Dereck Chisora is on a four-fight win streak heading into his battle with Kevin Johnson on Saturday. The fight will take place at the Copper Box Arena in London. If Chisora wants to maintain his momentum, he needs to beat the veteran Johnson convincingly.
Chisora is experiencing a rebirth in his career. He went from being one of the most highly regarded young heavyweights in the world, to a bit of a punchline.
Before his current win streak, Chisora had dropped three fights in a row, and four of five in the extended stretch. Chisora was stopped by rival David Haye, outclassed by Vitali Klitschko and outpointed by Tyson Fury and Robert Helenius.
Those are some of the most significant names in a sparse heavyweight division. Mixed in with the defeats were run-ins with the law and other potentially negative occurrences like the one below.
It's true, Chisora's wins haven't come over opposition on par with the foes he failed to defeat. But almost anyone who has watched him fight in the last two years can see how he's improved. I use the word "almost" because not everyone is a believer in the "new and improved" Chisora.
Lace Up Boxing isn't impressed.
People r getting way too carried away with this "New & Improved" Chisora , yes he's not as fat & he's slightly more disciplined whoopie doo— LaceUpBoxing (@LaceUpBoxing) January 8, 2014
Chisora's weight is under control, he's less volatile and more serious about his craft. Chisora told Tom Gray of The Ring Magazine: “When I’m motivated I enjoy the game a lot more. I’ve been working seriously on my fitness and that’s what I’ll continue to do.”
The motivation and enjoyment shows in Chisora's in-ring demeanor and public appearances. The surly and mercurial nature has been replaced by a calmer, more mature and focused fighter that could be dangerous to the top heavyweights in the world.

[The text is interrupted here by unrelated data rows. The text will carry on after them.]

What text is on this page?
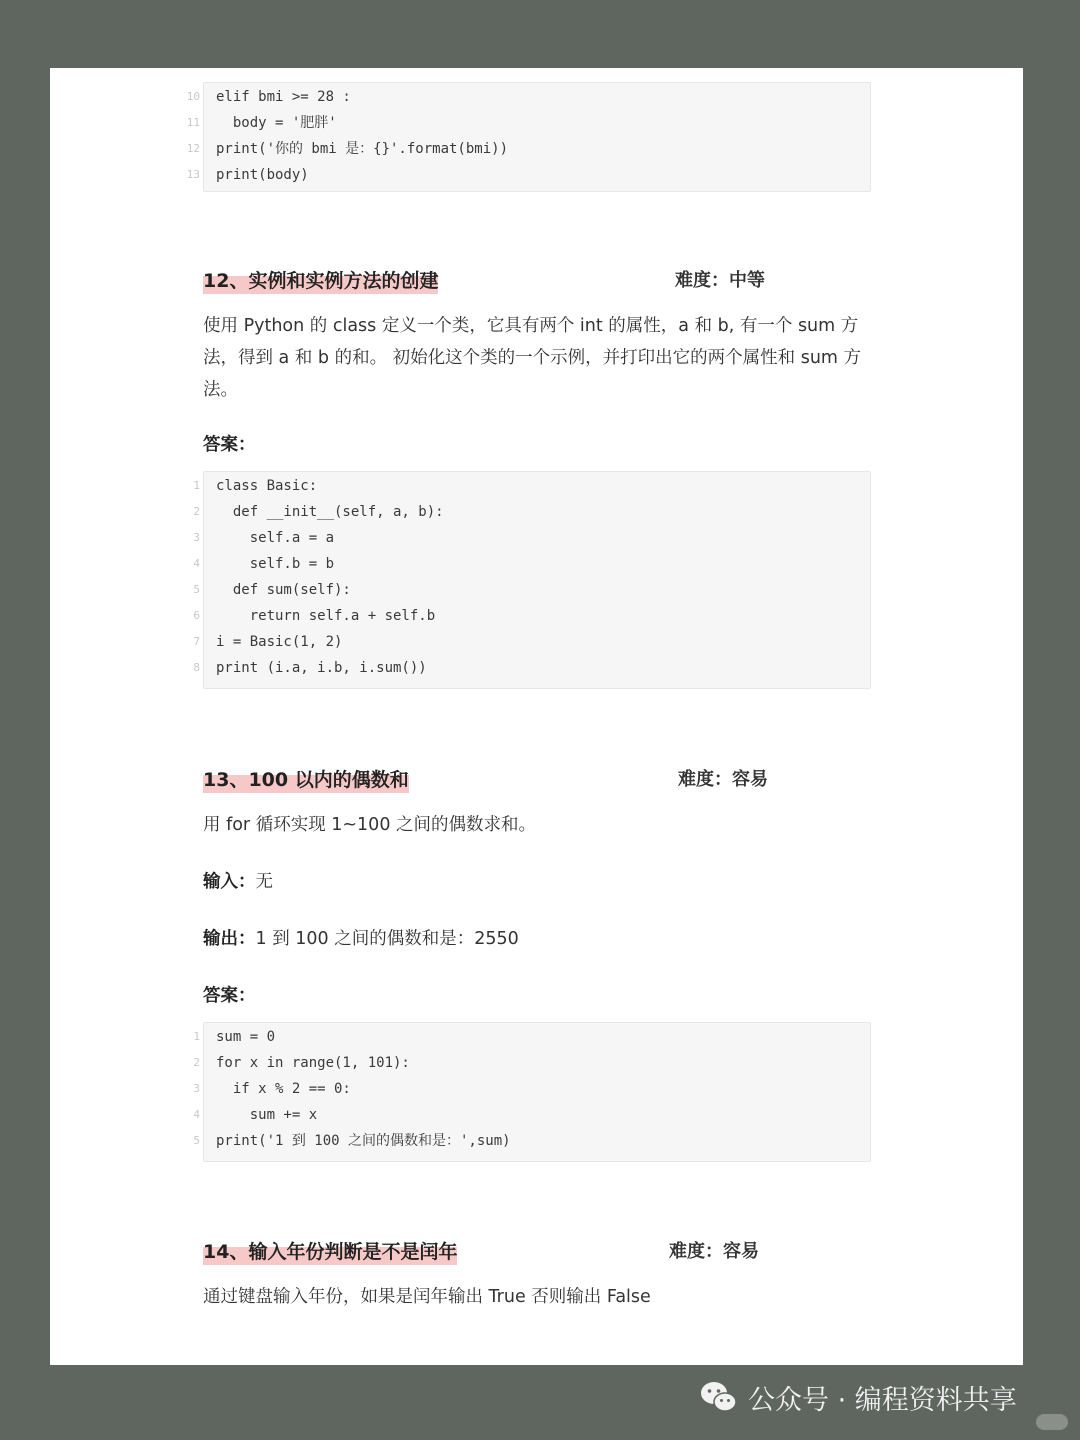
10 elif bmi >= 28 :
11 body = '肥胖'
12 print('你的 bmi 是：{}'.format(bmi))
13 print(body)
12、实例和实例方法的创建	难度：中等
使用 Python 的 class 定义一个类，它具有两个 int 的属性，a 和 b, 有一个 sum 方法，得到 a 和 b 的和。 初始化这个类的一个示例，并打印出它的两个属性和 sum 方法。
答案：
1 class Basic:
2 def __init__(self, a, b):
3 self.a = a
4 self.b = b
5 def sum(self):
6 return self.a + self.b
7 i = Basic(1, 2)
8 print (i.a, i.b, i.sum())
13、100 以内的偶数和	难度：容易
用 for 循环实现 1~100 之间的偶数求和。
输入：无
输出：1 到 100 之间的偶数和是：2550
答案：
1 sum = 0
2 for x in range(1, 101):
3 if x % 2 == 0:
4 sum += x
5 print('1 到 100 之间的偶数和是：',sum)
14、输入年份判断是不是闰年	难度：容易
通过键盘输入年份，如果是闰年输出 True 否则输出 False
公众号 · 编程资料共享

Chisora is only 30 years old. In the heavyweight division, that's far from too old to contend.
The lineal champion Wladimir Klitschko is 37 and old rival Haye is 33.
Johnson is not a household name. In order for Chisora to really make a statement with this performance, he needs to do something big. A knockout win would obviously do the trick. Stopping Johnson is far easier said than done, though.
The 34-year-old has never been knocked out in 34 professional fights. He's gone the distance with Fury, Tor Hamer, Vitali Klitschko and most recently Christian Hammer. Johnson wears his sturdiness in the ring like a badge of honor. Per Metro, Johnson said this to reporters at a pre-fight press conference:
I’ve been stopped once in my life and that was by my momma and ever since then nobody’s put me down. My momma whopped my behind since I was seven years old. I got hit by lefts, rights, uppercuts, sticks, board, cat, dog, strap, bat, everything you name it but I’m still here.
Becoming the first man to stop Johnson is probably the best thing that could come out of Saturday's fight for Chisora. If he can do it, he'll continue to climb the ladder in the heavyweight rankings and in the consciousness of the boxing community.
He'll also likely get the much-anticipated rematch with Fury. From there, the sky is the limit for him in a heavyweight division that could be up for grabs when Wladimir calls it quits.
It's time for Chisora to seize the moment.